Furthermore, Arnold can also work as a surveillance system monitor. The Dictionary of Occupational Titles ("DOT") provides descriptions of numerous jobs that exist in the national economy, and allows determinations as to what jobs exist that a claimant could perform. See, Boone v. Barnhart , 353 F.3d 203, 206 (3d Cir. 2004). Every entry for a job within the DOT includes a reasoning development code that runs on a scale from one to six. Dictionary of Occupational Titles, 4th Ed (2001), App. C. The position of system surveillance monitor has a reasoning development level 3, which requires "apply[ing] commonsense understanding to carry out instructions in written, oral, or diagrammatic form." Id.

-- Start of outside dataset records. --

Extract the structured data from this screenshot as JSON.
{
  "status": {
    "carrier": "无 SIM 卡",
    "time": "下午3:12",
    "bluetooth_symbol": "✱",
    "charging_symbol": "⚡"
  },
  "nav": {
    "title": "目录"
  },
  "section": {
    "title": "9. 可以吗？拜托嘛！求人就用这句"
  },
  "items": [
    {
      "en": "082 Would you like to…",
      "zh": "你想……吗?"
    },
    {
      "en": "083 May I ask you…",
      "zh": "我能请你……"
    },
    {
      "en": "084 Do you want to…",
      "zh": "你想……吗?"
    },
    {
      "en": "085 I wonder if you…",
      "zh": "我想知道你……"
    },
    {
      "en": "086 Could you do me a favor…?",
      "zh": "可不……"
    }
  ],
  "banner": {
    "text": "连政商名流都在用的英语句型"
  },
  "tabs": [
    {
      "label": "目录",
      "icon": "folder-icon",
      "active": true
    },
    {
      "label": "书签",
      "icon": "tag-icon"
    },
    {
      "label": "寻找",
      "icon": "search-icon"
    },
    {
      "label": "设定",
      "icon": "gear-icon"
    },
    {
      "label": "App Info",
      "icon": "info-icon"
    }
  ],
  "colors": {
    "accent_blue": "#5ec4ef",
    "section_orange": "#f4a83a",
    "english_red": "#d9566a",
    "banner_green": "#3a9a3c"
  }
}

The ALJ did not err for two reasons. First, the vocational expert stated that his testimony was consistent with the DOT, indicating that there is no apparent conflict between a level 3 reasoning development requirement and a limitation to simple, routine, repetitive, one-to-two step tasks. Tr. 95-96. Second, a limitation of performing only simple, routine, repetitive, one-to-two step tasks is not inconsistent with an ability to "apply commonsense understanding to carry out instructions[.]" See, Geiser v. Astrue, 4:10-cv-1973, 2011 WL 3163219, at *12 (M.D. Pa. July 24, 2011) (holding that GED Level 3 jobs are not "precluded by the limitation of simple, routine, repetitive tasks.'"); Clawson v. Astrue, CIV.A. 11-294, 2013 WL 154206, at *6 (W.D. Pa. Jan. 15, 2013). Even assuming that the ALJ erred in accepting the vocational expert's testimony as to Arnold's ability to work as a surveillance system monitor, such error would be harmless because the vocational expert correctly testified that Arnold could perform work as a bakery worker.

Conclusion

A review of the administrative record reveals that the decision of the Commissioner is supported by substantial evidence. Pursuant to 42 U.S.C. § 405(g), the decision of the Commissioner is affirmed.

An appropriate Order will be entered.